Really not a big fan of the way it kept stuttering and skipping, every time I searched, but maybe that’s just my local machine; I will try some other machines before I declare the play-programmers completely inept =p

Google+ photo failure

Friday, May 17th, 2013

With much fanfare, and free laptops, Google announced, among other things, significant ‘improvements’ to the wasteland that is Google+.  Of the stuff they touted, 99% of it sounded worthless and a complete waste of time, since they were features that are only useful if people actually started using Google+ exclusively, instead of Facebook.    The only new features that sounded worth checking out were the photo sharing related ones, so I fired up Chrome and logged into my + zone for the first time in months.

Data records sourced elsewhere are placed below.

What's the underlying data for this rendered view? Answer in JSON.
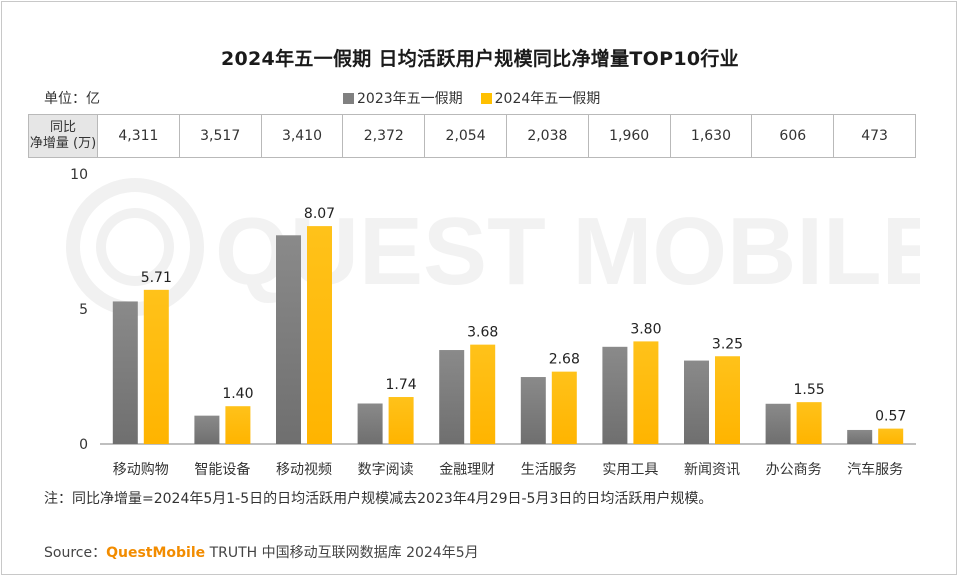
{
  "title": "2024年五一假期 日均活跃用户规模同比净增量TOP10行业",
  "unit_label": "单位：亿",
  "legend": [
    {
      "label": "2023年五一假期",
      "color": "#808080"
    },
    {
      "label": "2024年五一假期",
      "color": "#ffc000"
    }
  ],
  "growth_table": {
    "header_line1": "同比",
    "header_line2": "净增量 (万)",
    "values": [
      "4,311",
      "3,517",
      "3,410",
      "2,372",
      "2,054",
      "2,038",
      "1,960",
      "1,630",
      "606",
      "473"
    ]
  },
  "chart_data": {
    "type": "bar",
    "categories": [
      "移动购物",
      "智能设备",
      "移动视频",
      "数字阅读",
      "金融理财",
      "生活服务",
      "实用工具",
      "新闻资讯",
      "办公商务",
      "汽车服务"
    ],
    "series": [
      {
        "name": "2023年五一假期",
        "color": "#808080",
        "values": [
          5.28,
          1.05,
          7.73,
          1.5,
          3.48,
          2.48,
          3.6,
          3.09,
          1.49,
          0.52
        ],
        "labeled": false
      },
      {
        "name": "2024年五一假期",
        "color": "#ffc000",
        "values": [
          5.71,
          1.4,
          8.07,
          1.74,
          3.68,
          2.68,
          3.8,
          3.25,
          1.55,
          0.57
        ],
        "labeled": true
      }
    ],
    "data_labels": [
      "5.71",
      "1.40",
      "8.07",
      "1.74",
      "3.68",
      "2.68",
      "3.80",
      "3.25",
      "1.55",
      "0.57"
    ],
    "ylim": [
      0,
      10
    ],
    "yticks": [
      0,
      5,
      10
    ],
    "ytick_labels": [
      "0",
      "5",
      "10"
    ],
    "grid": false,
    "legend_position": "top-center"
  },
  "watermark_text": "QUEST MOBILE",
  "note": "注：同比净增量=2024年5月1-5日的日均活跃用户规模减去2023年4月29日-5月3日的日均活跃用户规模。",
  "source": {
    "prefix": "Source：",
    "brand": "QuestMobile",
    "suffix": " TRUTH 中国移动互联网数据库 2024年5月"
  }
}
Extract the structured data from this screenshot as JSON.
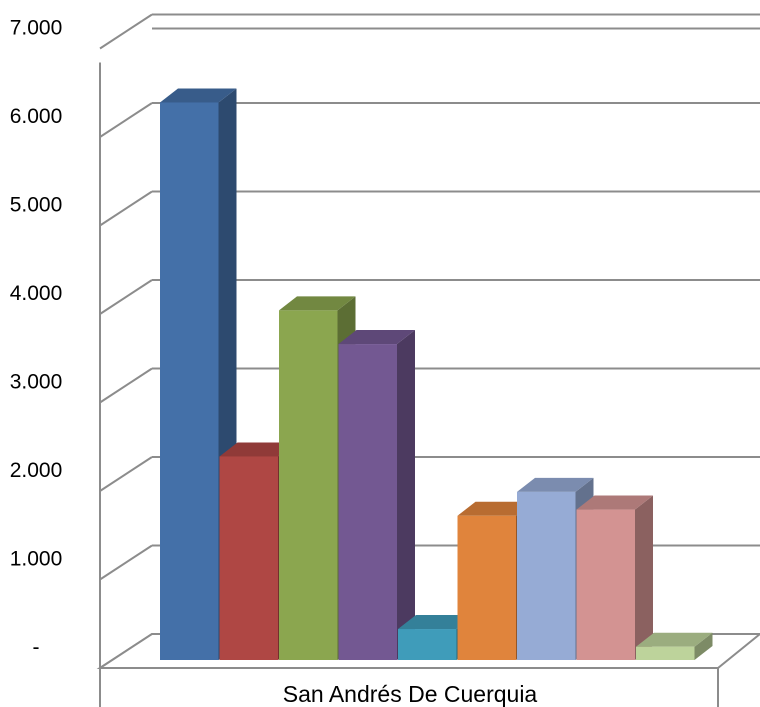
{
  "chart_data": {
    "type": "bar",
    "title": "",
    "xlabel": "",
    "ylabel": "",
    "categories": [
      "San Andrés De Cuerquia"
    ],
    "ylim": [
      0,
      7000
    ],
    "yticks": [
      {
        "value": 0,
        "label": "-"
      },
      {
        "value": 1000,
        "label": "1.000"
      },
      {
        "value": 2000,
        "label": "2.000"
      },
      {
        "value": 3000,
        "label": "3.000"
      },
      {
        "value": 4000,
        "label": "4.000"
      },
      {
        "value": 5000,
        "label": "5.000"
      },
      {
        "value": 6000,
        "label": "6.000"
      },
      {
        "value": 7000,
        "label": "7.000"
      }
    ],
    "grid": true,
    "legend": "none",
    "style": "3d-clustered-column",
    "series": [
      {
        "values": [
          6300
        ],
        "color": "#4470A8"
      },
      {
        "values": [
          2300
        ],
        "color": "#AF4744"
      },
      {
        "values": [
          3950
        ],
        "color": "#8BA64F"
      },
      {
        "values": [
          3570
        ],
        "color": "#735892"
      },
      {
        "values": [
          350
        ],
        "color": "#3F9CBA"
      },
      {
        "values": [
          1630
        ],
        "color": "#E0843C"
      },
      {
        "values": [
          1900
        ],
        "color": "#96ABD5"
      },
      {
        "values": [
          1700
        ],
        "color": "#D39392"
      },
      {
        "values": [
          150
        ],
        "color": "#BDD39B"
      }
    ]
  }
}
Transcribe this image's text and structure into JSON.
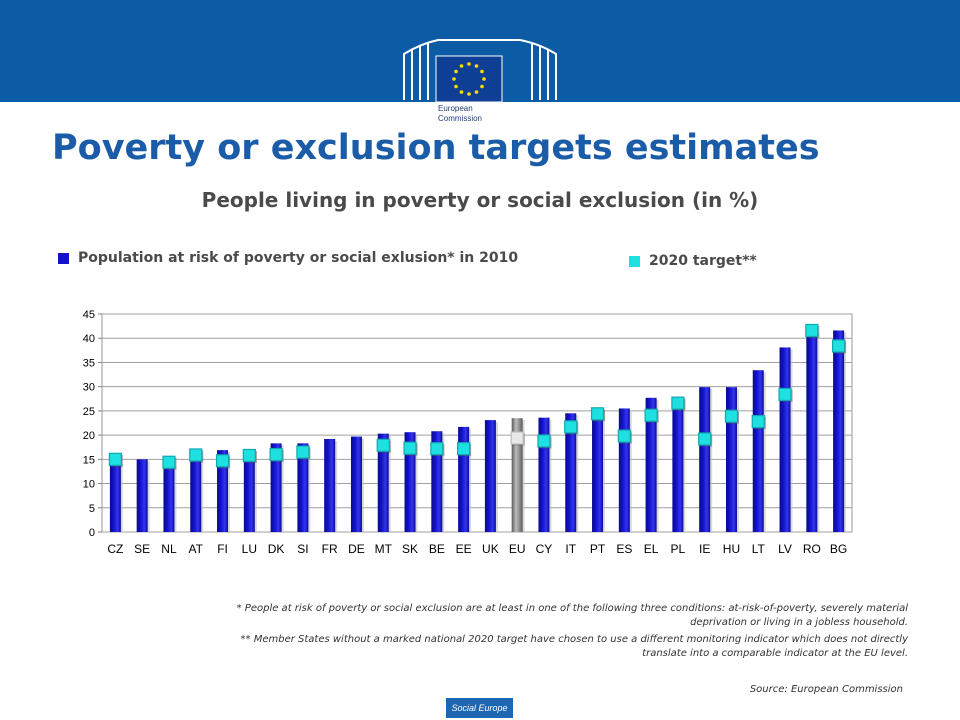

The first thing I see is that the UI design idiot who ruined Gmail, has had his hand in the UI for +, and made a mess of things there too.  Basic tasks that you can do with a single click on Facebook, take several to dozens of clicks.  But it sure looks ‘clean’ while doing nothing. eye-roll.

Anywho, the photo stuff…so first problem is, of course, they didn’t do any sort of QA on the uploader process, and it is very easy to crash, as a result.  As few as 240 pictures cause the uploader to crash.  I give the Chrome team props, that at least when the poorly written code from the G+ team kills the browser, it only kills the G+ tab, but still, it seems shamefully negligent to not have tested the uploader with the browser produced by your own company.

If you do manage to get some pics to load, the automatic animation builder works surprisingly well.  I’m still working on finding a stream of images that it will turn into a panorama, and will report those results when I have them.

Overall, it sounds like 2 good ideas, and 41 terrible ones, released before they were ready, by people who just don’t care about quality.  I doubt it will save plus.

Selenium stability

Friday, May 3rd, 2013

As we are approaching the first dot release of my first project tested with Selenium (and to a lesser extent, HtmlUnit), and I’m wondering what kind of projects it makes sense for.  It seems very unstable and brittle, requiring sometimes significant changes in test code, after a minor version update.